When I have a multi-day cycling trip myself, I often try the favorite food of professional cyclists: gels. Unlike many people, I find that portion of energy in the form of gelatinous muck with a chemical taste quite acceptable – when I write it down like that I find it miraculous myself, but I squeeze it in like this.
What it does to my body once it’s squeezed in there is a whole other story. In the short term I can feel my energy level rise again after a few minutes to a level where that magic potion from Asterix & Obelix can still suck a bit. Especially when they’ve also added a little caffeine, I’m unstoppable – for a while.
But unfortunately there is also a long-term effect. Just as there is a downside to the fun you have with alcohol, the same is true with gels. And it’s actually kind of similar. Not that one day after a gel like a dishcloth I lie on the couch in a fetal position with self-pity all day, but gels, just like booze, do make you completely rotten inside.
Nuclear disaster
At least, that’s my experience after a few days of cycling – and then I only take two gels a day at the most.
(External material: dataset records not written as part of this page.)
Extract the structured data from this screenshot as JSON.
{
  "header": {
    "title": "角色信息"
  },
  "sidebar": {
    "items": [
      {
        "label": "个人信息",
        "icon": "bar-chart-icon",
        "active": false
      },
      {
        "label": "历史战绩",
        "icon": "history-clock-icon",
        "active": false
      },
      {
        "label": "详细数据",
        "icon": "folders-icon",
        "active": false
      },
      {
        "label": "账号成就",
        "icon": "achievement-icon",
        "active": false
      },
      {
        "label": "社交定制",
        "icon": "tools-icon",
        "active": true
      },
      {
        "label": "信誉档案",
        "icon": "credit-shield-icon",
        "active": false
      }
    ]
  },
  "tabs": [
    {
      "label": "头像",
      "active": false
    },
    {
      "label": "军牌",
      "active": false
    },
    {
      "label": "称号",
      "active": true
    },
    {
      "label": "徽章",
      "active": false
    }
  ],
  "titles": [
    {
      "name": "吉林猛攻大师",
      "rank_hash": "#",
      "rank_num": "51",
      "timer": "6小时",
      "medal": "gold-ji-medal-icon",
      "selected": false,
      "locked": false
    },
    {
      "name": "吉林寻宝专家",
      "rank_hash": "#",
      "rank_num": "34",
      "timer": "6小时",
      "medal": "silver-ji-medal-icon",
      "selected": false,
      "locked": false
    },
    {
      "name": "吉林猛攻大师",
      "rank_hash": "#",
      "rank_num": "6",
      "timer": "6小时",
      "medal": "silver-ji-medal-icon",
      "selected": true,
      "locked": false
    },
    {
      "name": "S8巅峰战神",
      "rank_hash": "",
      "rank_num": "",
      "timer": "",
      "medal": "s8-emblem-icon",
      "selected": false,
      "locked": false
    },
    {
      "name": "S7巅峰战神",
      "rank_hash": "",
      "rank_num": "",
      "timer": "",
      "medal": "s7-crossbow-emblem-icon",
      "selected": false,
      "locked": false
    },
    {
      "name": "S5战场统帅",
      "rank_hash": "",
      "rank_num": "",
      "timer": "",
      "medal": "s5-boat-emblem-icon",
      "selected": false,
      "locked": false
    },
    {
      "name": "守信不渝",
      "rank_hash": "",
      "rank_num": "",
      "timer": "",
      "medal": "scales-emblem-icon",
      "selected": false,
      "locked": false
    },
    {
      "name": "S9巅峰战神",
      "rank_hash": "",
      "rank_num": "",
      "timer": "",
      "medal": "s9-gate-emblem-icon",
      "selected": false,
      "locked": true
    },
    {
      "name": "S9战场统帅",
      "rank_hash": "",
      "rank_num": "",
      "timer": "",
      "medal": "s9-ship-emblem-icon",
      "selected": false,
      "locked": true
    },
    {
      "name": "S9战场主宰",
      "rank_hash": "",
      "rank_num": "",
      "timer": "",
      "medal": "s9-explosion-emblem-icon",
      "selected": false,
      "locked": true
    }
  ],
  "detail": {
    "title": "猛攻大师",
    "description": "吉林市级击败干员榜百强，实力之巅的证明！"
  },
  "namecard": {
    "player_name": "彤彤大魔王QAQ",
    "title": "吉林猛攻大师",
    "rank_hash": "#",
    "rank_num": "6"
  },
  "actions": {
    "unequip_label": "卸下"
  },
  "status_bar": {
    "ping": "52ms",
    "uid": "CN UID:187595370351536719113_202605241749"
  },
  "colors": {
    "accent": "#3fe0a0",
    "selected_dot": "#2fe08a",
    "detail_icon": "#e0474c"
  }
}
The effect on my intestinal flora is such that I have sometimes worried whether my body, after Chernobyl, could not cause a second major nuclear disaster in Europe.
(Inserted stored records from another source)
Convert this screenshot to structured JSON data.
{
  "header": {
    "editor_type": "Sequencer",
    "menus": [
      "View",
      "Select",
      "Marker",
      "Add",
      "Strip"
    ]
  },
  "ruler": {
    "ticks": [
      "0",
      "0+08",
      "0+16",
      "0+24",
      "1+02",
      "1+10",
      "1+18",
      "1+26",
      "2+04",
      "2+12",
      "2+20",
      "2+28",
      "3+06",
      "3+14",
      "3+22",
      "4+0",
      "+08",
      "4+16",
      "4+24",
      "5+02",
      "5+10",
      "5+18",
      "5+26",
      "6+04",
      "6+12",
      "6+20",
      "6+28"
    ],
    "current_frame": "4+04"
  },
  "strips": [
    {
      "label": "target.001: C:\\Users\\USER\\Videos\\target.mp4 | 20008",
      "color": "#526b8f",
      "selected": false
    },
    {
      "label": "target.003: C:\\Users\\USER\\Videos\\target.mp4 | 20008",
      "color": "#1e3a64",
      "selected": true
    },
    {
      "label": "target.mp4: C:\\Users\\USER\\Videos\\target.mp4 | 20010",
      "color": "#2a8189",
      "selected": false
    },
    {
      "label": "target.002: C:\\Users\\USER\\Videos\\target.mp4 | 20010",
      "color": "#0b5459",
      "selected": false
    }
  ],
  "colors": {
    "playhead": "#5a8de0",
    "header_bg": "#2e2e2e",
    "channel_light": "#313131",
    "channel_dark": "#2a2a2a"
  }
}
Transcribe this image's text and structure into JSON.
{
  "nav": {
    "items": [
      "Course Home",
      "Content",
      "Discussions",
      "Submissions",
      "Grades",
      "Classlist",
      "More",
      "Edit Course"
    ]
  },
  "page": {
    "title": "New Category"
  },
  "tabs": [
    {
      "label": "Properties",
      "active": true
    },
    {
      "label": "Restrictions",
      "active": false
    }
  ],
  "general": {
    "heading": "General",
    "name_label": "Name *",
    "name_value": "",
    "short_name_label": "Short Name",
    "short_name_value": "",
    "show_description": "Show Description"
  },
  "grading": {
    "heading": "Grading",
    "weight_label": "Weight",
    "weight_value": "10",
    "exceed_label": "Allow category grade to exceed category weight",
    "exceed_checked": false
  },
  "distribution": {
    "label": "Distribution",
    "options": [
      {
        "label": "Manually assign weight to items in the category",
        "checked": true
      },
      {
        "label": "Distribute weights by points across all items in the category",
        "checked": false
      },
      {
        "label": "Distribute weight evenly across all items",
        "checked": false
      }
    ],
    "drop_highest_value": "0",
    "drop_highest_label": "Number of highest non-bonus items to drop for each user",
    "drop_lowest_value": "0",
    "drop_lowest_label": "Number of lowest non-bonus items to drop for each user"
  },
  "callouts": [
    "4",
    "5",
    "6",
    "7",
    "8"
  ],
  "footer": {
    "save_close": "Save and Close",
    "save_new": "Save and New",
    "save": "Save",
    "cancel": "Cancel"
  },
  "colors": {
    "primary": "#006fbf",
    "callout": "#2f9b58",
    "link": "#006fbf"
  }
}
If those thoughts come to my mind after a few days of cycling on two gels at the most, what on earth must it be like in a team bus full of cyclists who live on that stuff for about three weeks? Not good, I think.
And that’s an understatement. I can imagine that the stench in the team bus is unbearable with eight gel samples on board. No air freshener with a pine scent can compete with that.
With the air conditioning at 100 you can get rid of the sweat smell (or more the rain smell this Giro ..) from immediately after the stage when the riders are showered, but such a shower does not clean you from the inside, to put it euphemistically. to press. In other words: poor, poor bus drivers!